Para él, sospecho, todo giraba en torno a la ficción garciamarquiana. Cuando murió la Reina Isabel de Inglaterra, me envió la frase: “Le irán a hacer los magníficos funerales de la Mamá Grande”, le escribió.
Una noche, meses después de vernos en Recoveco, pasamos de los mensajes a la llamada telefónica. Hablamos largamente de nuestros viajes a Colombia, nuestros pasos por Cartagena: “Ah, debiste conocer el barrio de Getsemaní”, me dijo. Claro, profe, y vagué por toda la muralla y las plazas con un libro de “El amor en los tiempos del cólera” tratando de imaginar los pasos de los personajes.
Recordó entonces que él acompañó a la familia del Gabo a depositar sus cenizas en el Claustro de la Merced, y su voz se ensombreció.
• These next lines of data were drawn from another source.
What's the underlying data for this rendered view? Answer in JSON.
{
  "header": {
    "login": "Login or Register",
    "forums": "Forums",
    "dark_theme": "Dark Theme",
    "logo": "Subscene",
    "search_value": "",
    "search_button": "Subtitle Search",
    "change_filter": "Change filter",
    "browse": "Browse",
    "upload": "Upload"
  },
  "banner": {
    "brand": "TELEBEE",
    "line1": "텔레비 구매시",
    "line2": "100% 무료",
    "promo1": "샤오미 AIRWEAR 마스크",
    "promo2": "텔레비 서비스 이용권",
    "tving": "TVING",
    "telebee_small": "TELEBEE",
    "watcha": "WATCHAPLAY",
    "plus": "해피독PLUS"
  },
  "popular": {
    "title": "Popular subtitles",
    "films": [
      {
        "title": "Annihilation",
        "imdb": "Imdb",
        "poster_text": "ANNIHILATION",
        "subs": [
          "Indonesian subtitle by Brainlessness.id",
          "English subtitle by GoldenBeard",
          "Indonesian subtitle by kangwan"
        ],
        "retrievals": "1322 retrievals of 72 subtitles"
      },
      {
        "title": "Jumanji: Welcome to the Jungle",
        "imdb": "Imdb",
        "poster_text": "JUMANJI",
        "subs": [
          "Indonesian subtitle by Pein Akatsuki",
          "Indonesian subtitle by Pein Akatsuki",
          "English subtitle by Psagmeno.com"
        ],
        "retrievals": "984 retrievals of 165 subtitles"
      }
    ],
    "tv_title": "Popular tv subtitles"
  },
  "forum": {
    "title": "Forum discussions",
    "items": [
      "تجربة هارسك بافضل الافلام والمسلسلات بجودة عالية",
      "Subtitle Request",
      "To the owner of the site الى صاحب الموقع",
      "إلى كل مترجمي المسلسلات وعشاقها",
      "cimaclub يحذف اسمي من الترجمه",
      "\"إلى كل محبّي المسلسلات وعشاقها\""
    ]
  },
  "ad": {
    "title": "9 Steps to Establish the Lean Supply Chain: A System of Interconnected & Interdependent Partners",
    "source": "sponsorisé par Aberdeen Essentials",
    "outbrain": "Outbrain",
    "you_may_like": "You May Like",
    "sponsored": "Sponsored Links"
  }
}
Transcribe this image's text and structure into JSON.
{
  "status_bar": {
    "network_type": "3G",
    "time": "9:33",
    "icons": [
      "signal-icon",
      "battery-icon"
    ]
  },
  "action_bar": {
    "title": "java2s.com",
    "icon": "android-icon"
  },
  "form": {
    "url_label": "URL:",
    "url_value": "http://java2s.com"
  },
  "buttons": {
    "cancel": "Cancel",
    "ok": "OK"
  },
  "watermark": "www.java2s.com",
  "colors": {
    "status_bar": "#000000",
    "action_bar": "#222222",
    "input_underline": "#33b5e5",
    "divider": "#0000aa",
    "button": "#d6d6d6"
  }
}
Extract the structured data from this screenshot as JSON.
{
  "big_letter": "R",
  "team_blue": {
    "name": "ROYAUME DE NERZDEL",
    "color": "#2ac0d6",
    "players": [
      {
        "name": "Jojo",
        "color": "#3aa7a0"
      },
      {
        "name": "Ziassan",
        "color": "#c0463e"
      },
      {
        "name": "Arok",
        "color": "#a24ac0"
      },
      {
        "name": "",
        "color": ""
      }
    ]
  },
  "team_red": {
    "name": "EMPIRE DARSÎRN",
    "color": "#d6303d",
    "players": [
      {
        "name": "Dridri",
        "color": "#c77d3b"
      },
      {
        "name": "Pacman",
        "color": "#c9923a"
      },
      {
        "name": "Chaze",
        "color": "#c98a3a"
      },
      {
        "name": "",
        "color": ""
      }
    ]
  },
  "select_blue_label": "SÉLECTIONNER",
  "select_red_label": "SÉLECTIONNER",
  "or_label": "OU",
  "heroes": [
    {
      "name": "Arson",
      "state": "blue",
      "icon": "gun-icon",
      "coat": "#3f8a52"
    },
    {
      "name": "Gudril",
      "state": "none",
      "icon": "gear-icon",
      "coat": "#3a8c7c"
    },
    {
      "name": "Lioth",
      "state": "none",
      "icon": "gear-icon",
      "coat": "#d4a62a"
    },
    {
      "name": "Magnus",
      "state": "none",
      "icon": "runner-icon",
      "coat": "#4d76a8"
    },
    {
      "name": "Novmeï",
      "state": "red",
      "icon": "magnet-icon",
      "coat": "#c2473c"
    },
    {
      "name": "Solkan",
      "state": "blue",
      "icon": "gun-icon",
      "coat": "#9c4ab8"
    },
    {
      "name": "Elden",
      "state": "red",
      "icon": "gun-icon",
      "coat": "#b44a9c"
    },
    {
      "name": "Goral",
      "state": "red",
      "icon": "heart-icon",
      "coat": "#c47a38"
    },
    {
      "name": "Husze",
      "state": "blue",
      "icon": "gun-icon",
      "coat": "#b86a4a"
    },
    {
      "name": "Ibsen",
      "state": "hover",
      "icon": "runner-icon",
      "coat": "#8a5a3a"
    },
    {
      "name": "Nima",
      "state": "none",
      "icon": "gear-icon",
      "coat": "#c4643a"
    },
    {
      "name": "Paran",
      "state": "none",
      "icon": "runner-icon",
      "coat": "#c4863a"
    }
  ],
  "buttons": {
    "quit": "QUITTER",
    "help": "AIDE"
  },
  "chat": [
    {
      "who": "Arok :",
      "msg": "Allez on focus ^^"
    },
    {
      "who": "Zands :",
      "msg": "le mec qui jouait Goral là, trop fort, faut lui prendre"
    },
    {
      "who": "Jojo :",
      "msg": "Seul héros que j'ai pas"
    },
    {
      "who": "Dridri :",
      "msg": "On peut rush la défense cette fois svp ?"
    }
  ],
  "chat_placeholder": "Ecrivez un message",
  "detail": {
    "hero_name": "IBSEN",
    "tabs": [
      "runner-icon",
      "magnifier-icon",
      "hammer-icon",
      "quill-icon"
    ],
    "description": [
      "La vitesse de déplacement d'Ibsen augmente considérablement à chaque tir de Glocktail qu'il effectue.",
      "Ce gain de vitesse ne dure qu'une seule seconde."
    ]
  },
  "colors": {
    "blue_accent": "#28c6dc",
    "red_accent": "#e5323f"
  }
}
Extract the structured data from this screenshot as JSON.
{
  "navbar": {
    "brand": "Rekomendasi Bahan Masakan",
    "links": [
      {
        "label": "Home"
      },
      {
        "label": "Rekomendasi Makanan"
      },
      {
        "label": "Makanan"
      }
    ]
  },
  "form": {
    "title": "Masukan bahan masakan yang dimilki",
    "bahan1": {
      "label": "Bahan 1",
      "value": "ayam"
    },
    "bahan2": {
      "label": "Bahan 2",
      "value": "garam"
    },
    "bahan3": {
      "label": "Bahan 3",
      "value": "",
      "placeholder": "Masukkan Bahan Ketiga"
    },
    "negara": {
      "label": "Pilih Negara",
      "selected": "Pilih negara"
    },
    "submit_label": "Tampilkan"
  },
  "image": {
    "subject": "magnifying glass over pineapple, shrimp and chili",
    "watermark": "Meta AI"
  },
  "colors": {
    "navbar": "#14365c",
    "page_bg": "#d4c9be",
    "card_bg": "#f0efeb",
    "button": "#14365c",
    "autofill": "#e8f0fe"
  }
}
Casi a medianoche, le confesé que todo ese tiempo estuve bebiendo mientras platicaba con él. “Yo también me echo unas”, soltó.
Aquella noche fue la última que hablé con él en tiempo y forma, quedamos en intercambiar libros de ensayo sobre el maestro, y mi visita a Macondo, Recoveco, se quedó pendiente, enredada entre tanta cotidianidad y tantos compromisos inventados en Culiacán. No le quise confesar que yo era un modesto garciamarquiano que vivía en el anonimato y que no sabía con tanta intensidad imaginaba aquel reino que él construía a golpe de esfuerzo. Durante su funeral no quise ir a ver su cuerpo en el féretro, para pensar que sigue vivo.
Supe que sus cenizas serían depositadas en su Macondo. Ahí vivirá para siempre entre cardones, mariposas y lluvias de agosto.